Hosted by the English Department, a recent lecture entitled ‘Commercial Cultural Theory and Semiotics’. Small, informal and spirited, it was led by two representatives from a unique market research company called Space Doctors, who predominantly use qualitative, cultural analysis to inform the direction of advertising agencies. Both with an academic background in the humanities, they have transferred their interpretative skills to the commercial world, imbibing theory into practice.

When the main presentation had finished and the time for questions had arrived, the girl behind me passionately asked that which had been on everybody’s lips: whether this enterprise was a sell out. After all, cultural materialism is an inherently left-wing discipline that aims to disseminate the ideology of power structures, and ‘Space Doctors’ essentially exploit its research for a counteracting effect. But the main speaker was confident in his reply: he acknowledged the validity of her comment, but challenged her to find a career from her degree that was not financially motivated.

From this ensued a fascinating discussion about the increasing unification of academia and commercialism, a fact that we can be ideologically opposed to but cannot escape.This serendipitously timed debate helps to inform our reading of the recent resignation of LSE director Howard Davies over the exposure of his links to the Libyan regime.
As our country unites in condemnation of Gaddafi and buttresses the cause of civilian protestors, it would be easy to demonise Davies and his underlings as part of a corrupt plutocracy, all too ready to sacrifice academic scrupulosity for a financial bolstering.

Although this is certainly true to an extent (the allegation that Gaddafi’s son plagiarised parts of his doctoral thesis is particularly incriminating), the easiness of such a polemic descends into facility when considering the past of other British universities, and the profundity of the issue that this represents. Exeter, for example, were making similar ties with Libya back in 2003, when vice-chancellor Steve Smith shook hands with Gaddafi on a £75 million deal to educate the next generation of Libyan academics.

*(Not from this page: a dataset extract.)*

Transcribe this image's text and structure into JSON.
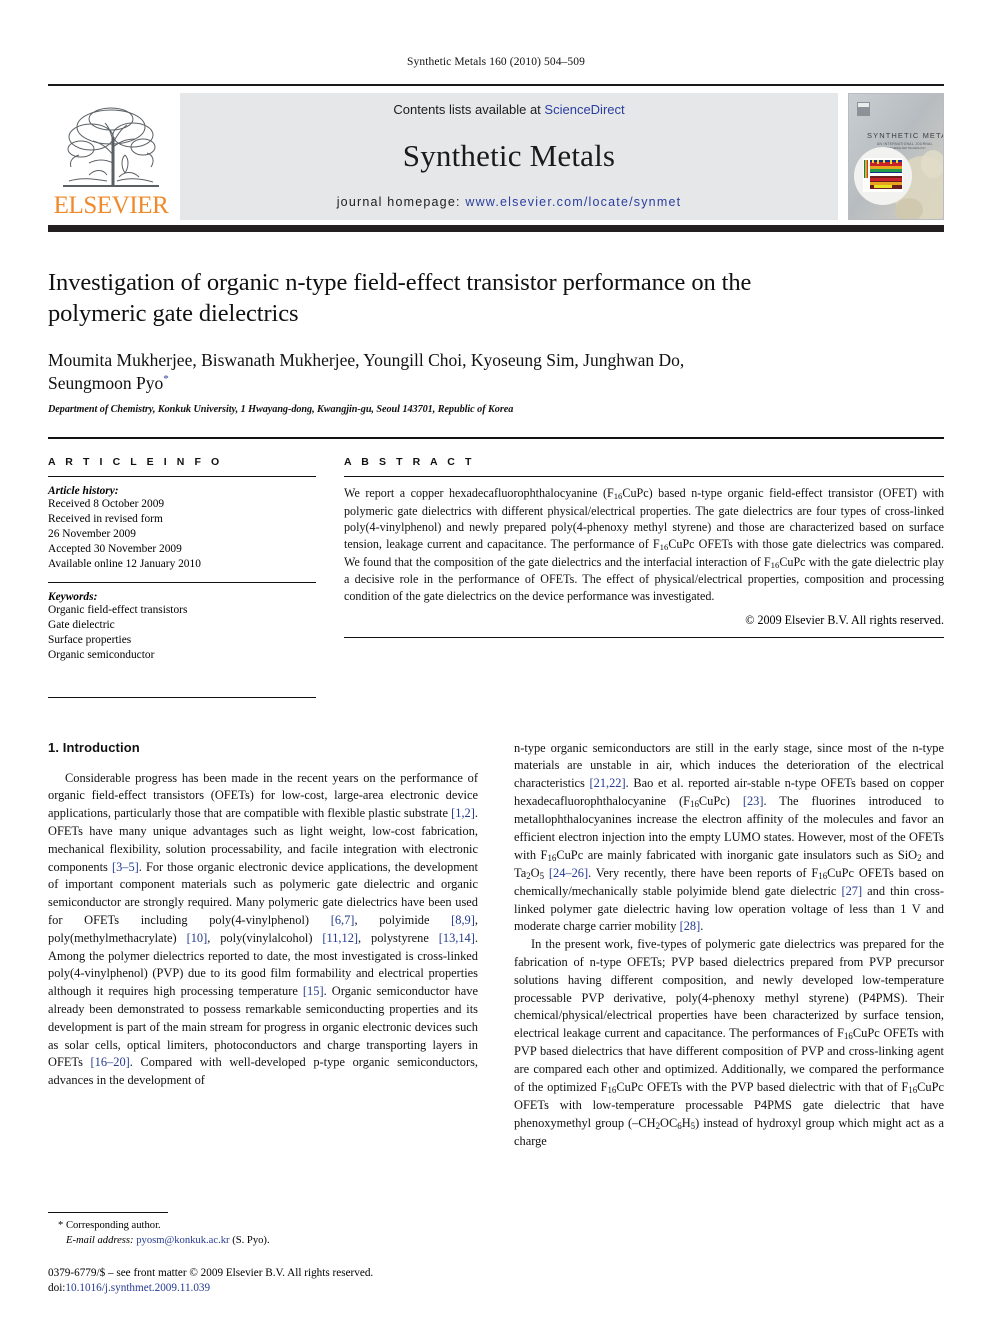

“Britain is developing strong new links with Libya and is very interested in doing business with it”, Smith said, “and it will open up a whole new era of diplomatic relations”. Similarly, the University of Leeds voiced a commitment to Libyan students in 2006, offering a Ministry of Health Scholarship Scheme for the nation’s postgraduates. Ties to Gaddafi’s regime are thus by no means restricted to LSE, and it is partially due to the media’s recent focus on Libyan politics that they have been the recipient of such localised criticism.
It is true, however, that Davies and LSE have been involved in distinct practices that should not escape our condemnation. Along with the controversy surrounding the Phd thesis of Saif Gaddafi, they have been funded to actively promote the reputation of his father in the West, demonstrating a clear, economic partisanship that is difficult to separate from their overall ethos as a university. To quote Ashok Kumar, the education officer at LSE’s students’ union, their relationship with Gaddafi’s family was ‘deeper and more perverse than we would have ever imagined’, and the malignity of these revelations naturally stretch beyond the efforts of media sensationalism.

Their situation is, as the Guardian’s Simon Jenkins argues, ultimately an extreme version of the predicament now facing all UK universities. Indeed, the dealings of LSE are indicative of a more fundamental issue, namely the gradual conflation of academia with commercialism. This process effectively began in 1988 with Thatcher’s call to “bring higher education institutions closer to the world of business”, a relationship that has since been consolidated with research assessment exercises, income-generating units and capitation grants. Universities can no longer offer education for education’s sake: they must gear it towards profit.

For some, this is the pragmatic outcome of industrialization; but for others, it is ideologically reprehensible, and I find myself straying towards the latter group. John Dewey wrote that ‘Education is not a preparation for life; education is life itself’, and if you can move past the triteness of axiom, it is difficult not to find truth in that statement. If universities are merely training students for the workplace and acting as vehicles for the economy, then they amount to little more than mass internships and cease to be the independently reflective institutions that they should be; they risk being assimilated into the globalist push for economic expansion and, in the case of Davies and the LSE, losing any sense of integrity.

The recent allegations are therefore shocking in themselves, but we must be aware of their deeper implications of the yoking between universities and the governing institutions. This development is of grave concern, and its position within the broader globalist movement may make it seem impossible to reverse; but to paraphrase Burke in gentler terms, the only thing necessary for the triumph of commercialism in academia is for a resisting force to do nothing, and the situation therefore need not be hopeless.